Curiously, there were lighter-skinned people (the Irish, in particular) who were brought across the Atlantic. Although technically they were often called indentured servants, their true status was little different from their African counterparts, at least in the early years. The Irish, of course, were Roman Catholic, which in English eyes put them in the category of “other” rather than true Christians (i.e., Protestants). Already you can see the intermingling of race and religion. In time the Irish, along with other Europeans, Catholics, Mormons, and even some Jews would be included in that favored “White” status.

Adding to anti-Black hatred by Whites is, especially from the mid-18th Century on, anti-immigrant nativism. Most of these people were Catholics and Jews from eastern and southern Europe, to be joined on the Pacific side of America by Chinese and later Japanese immigrants. Still much later came immigrants from South and Southeast Asia, almost all of whom were not Christian as well as not White.
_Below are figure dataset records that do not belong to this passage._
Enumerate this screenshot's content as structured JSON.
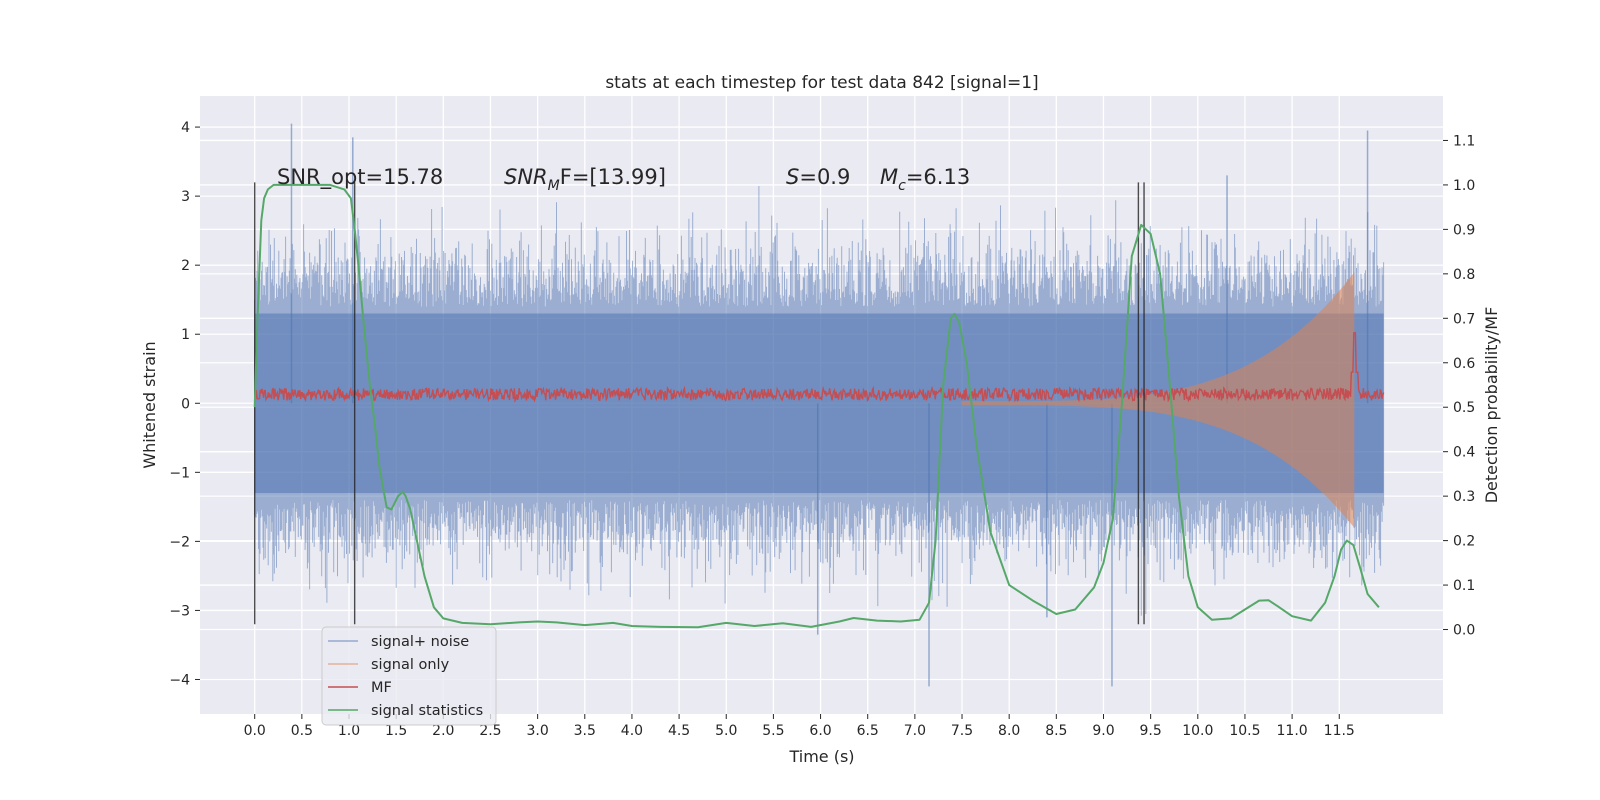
{
  "chart_data": {
    "type": "line",
    "title": "stats at each timestep for test data 842 [signal=1]",
    "xlabel": "Time (s)",
    "ylabel": "Whitened strain",
    "y2label": "Detection probability/MF",
    "xlim": [
      -0.58,
      12.6
    ],
    "ylim": [
      -4.5,
      4.45
    ],
    "y2lim": [
      -0.19,
      1.2
    ],
    "x_ticks": [
      0.0,
      0.5,
      1.0,
      1.5,
      2.0,
      2.5,
      3.0,
      3.5,
      4.0,
      4.5,
      5.0,
      5.5,
      6.0,
      6.5,
      7.0,
      7.5,
      8.0,
      8.5,
      9.0,
      9.5,
      10.0,
      10.5,
      11.0,
      11.5
    ],
    "x_tick_labels": [
      "0.0",
      "0.5",
      "1.0",
      "1.5",
      "2.0",
      "2.5",
      "3.0",
      "3.5",
      "4.0",
      "4.5",
      "5.0",
      "5.5",
      "6.0",
      "6.5",
      "7.0",
      "7.5",
      "8.0",
      "8.5",
      "9.0",
      "9.5",
      "10.0",
      "10.5",
      "11.0",
      "11.5"
    ],
    "y_ticks": [
      -4,
      -3,
      -2,
      -1,
      0,
      1,
      2,
      3,
      4
    ],
    "y_tick_labels": [
      "−4",
      "−3",
      "−2",
      "−1",
      "0",
      "1",
      "2",
      "3",
      "4"
    ],
    "y2_ticks": [
      0.0,
      0.1,
      0.2,
      0.3,
      0.4,
      0.5,
      0.6,
      0.7,
      0.8,
      0.9,
      1.0,
      1.1
    ],
    "y2_tick_labels": [
      "0.0",
      "0.1",
      "0.2",
      "0.3",
      "0.4",
      "0.5",
      "0.6",
      "0.7",
      "0.8",
      "0.9",
      "1.0",
      "1.1"
    ],
    "grid": true,
    "legend_position": "bottom-left",
    "annotations": {
      "snr_opt": "SNR_opt=15.78",
      "snr_mf_base": "SNR",
      "snr_mf_sub": "M",
      "snr_mf_rest": "F=[13.99]",
      "s_label": "S",
      "s_value": "=0.9",
      "mc_label": "M",
      "mc_sub": "c",
      "mc_value": "=6.13"
    },
    "vertical_markers_x": [
      0.0,
      1.06,
      9.37,
      9.43
    ],
    "vertical_marker_range": [
      -3.2,
      3.2
    ],
    "series": [
      {
        "name": "signal+ noise",
        "axis": "left",
        "color": "#4c72b0",
        "description_envelope": {
          "x_range": [
            0.0,
            11.97
          ],
          "core_band": [
            -1.3,
            1.3
          ],
          "peak_up": 4.05,
          "peak_down": -4.1
        },
        "notable_spikes": [
          {
            "x": 0.39,
            "y": 4.05
          },
          {
            "x": 1.04,
            "y": 3.85
          },
          {
            "x": 10.31,
            "y": 3.3
          },
          {
            "x": 11.8,
            "y": 3.95
          },
          {
            "x": 7.15,
            "y": -4.1
          },
          {
            "x": 9.09,
            "y": -4.1
          },
          {
            "x": 5.97,
            "y": -3.35
          },
          {
            "x": 8.4,
            "y": -3.1
          }
        ]
      },
      {
        "name": "signal only",
        "axis": "left",
        "color": "#dd8452",
        "chirp": {
          "start_x": 7.5,
          "end_x": 11.66,
          "amp_start": 0.03,
          "amp_end": 1.9
        }
      },
      {
        "name": "MF",
        "axis": "left",
        "color": "#c44e52",
        "baseline_band": [
          0.04,
          0.22
        ],
        "peak": {
          "x": 11.66,
          "y": 1.02
        }
      },
      {
        "name": "signal statistics",
        "axis": "right",
        "color": "#55a868",
        "x": [
          0.0,
          0.03,
          0.07,
          0.1,
          0.14,
          0.2,
          0.3,
          0.4,
          0.6,
          0.8,
          0.95,
          1.02,
          1.06,
          1.1,
          1.15,
          1.22,
          1.28,
          1.32,
          1.36,
          1.4,
          1.45,
          1.52,
          1.57,
          1.6,
          1.65,
          1.7,
          1.8,
          1.9,
          2.0,
          2.2,
          2.5,
          2.8,
          3.0,
          3.2,
          3.5,
          3.8,
          4.0,
          4.3,
          4.7,
          5.0,
          5.3,
          5.6,
          5.9,
          6.2,
          6.35,
          6.6,
          6.85,
          7.05,
          7.15,
          7.22,
          7.3,
          7.38,
          7.42,
          7.47,
          7.55,
          7.65,
          7.8,
          8.0,
          8.25,
          8.5,
          8.7,
          8.9,
          9.0,
          9.1,
          9.2,
          9.3,
          9.4,
          9.5,
          9.6,
          9.7,
          9.8,
          9.9,
          10.0,
          10.15,
          10.35,
          10.5,
          10.65,
          10.75,
          10.85,
          11.0,
          11.2,
          11.35,
          11.45,
          11.52,
          11.58,
          11.65,
          11.72,
          11.8,
          11.92
        ],
        "values": [
          0.5,
          0.7,
          0.92,
          0.97,
          0.99,
          1.0,
          1.0,
          1.0,
          1.0,
          1.0,
          0.99,
          0.97,
          0.9,
          0.82,
          0.7,
          0.55,
          0.45,
          0.37,
          0.32,
          0.275,
          0.27,
          0.3,
          0.31,
          0.3,
          0.27,
          0.22,
          0.12,
          0.05,
          0.025,
          0.015,
          0.012,
          0.016,
          0.018,
          0.016,
          0.01,
          0.015,
          0.008,
          0.006,
          0.005,
          0.015,
          0.008,
          0.014,
          0.006,
          0.018,
          0.026,
          0.02,
          0.018,
          0.022,
          0.06,
          0.2,
          0.55,
          0.7,
          0.71,
          0.69,
          0.6,
          0.42,
          0.22,
          0.1,
          0.065,
          0.035,
          0.045,
          0.095,
          0.15,
          0.25,
          0.52,
          0.84,
          0.91,
          0.89,
          0.8,
          0.56,
          0.3,
          0.12,
          0.05,
          0.022,
          0.025,
          0.045,
          0.065,
          0.066,
          0.052,
          0.03,
          0.02,
          0.06,
          0.12,
          0.18,
          0.2,
          0.19,
          0.14,
          0.08,
          0.05
        ]
      }
    ]
  }
}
Within WCN the so-called “Great Replacement Theory” found a welcome home. As long as the USA was overwhelmingly White and Protestant/Christian, this was a fringe idea. But as this country inevitably moves toward that group as an actual minority, the fear of all these “others” taking over has grown.

There’s nothing quite like fear to stoke the fires of nativism, isolationism, grievance, resentment, bigotry, and civil violence. All of that and more was mixed together with the January 6th insurrection. It continues to empower the MAGA crowd who long for the return of Donald Trump to power, to in essence bring an end to the American experiment of Democracy and replace it with a minority-controlled republic. More and more often Republicans are pointing out that the USA is not a democracy but a republic. They’re not presenting philosophical arguments so much as paving the way for a republic tightly controlled by a WCN minority.

This book makes for an excellent companion to another I reviewed here at W&T: Jesus and John Wayne. That book traced the evolution of conservative evangelicals into the WCN force that it’s become today. The Flag and the Cross, as I’ve tried to show here, covers a much broader topic, uniting secular, religious, political, and military aspects of WCN in American history. Together the two books present a frightening conspiratorial scenario.

  • To what extent do you agree with the evidence presented in The Flag and the Cross?
  • Many people believe this year’s midterm election in November will set the stage for something far worse than the January 6th insurrection or it may blunt the momentum of White Christian Nationalism. How do you view this moment in American history?
  • How extensive is WCN thought and activity within the broad Latter-day Saint communities?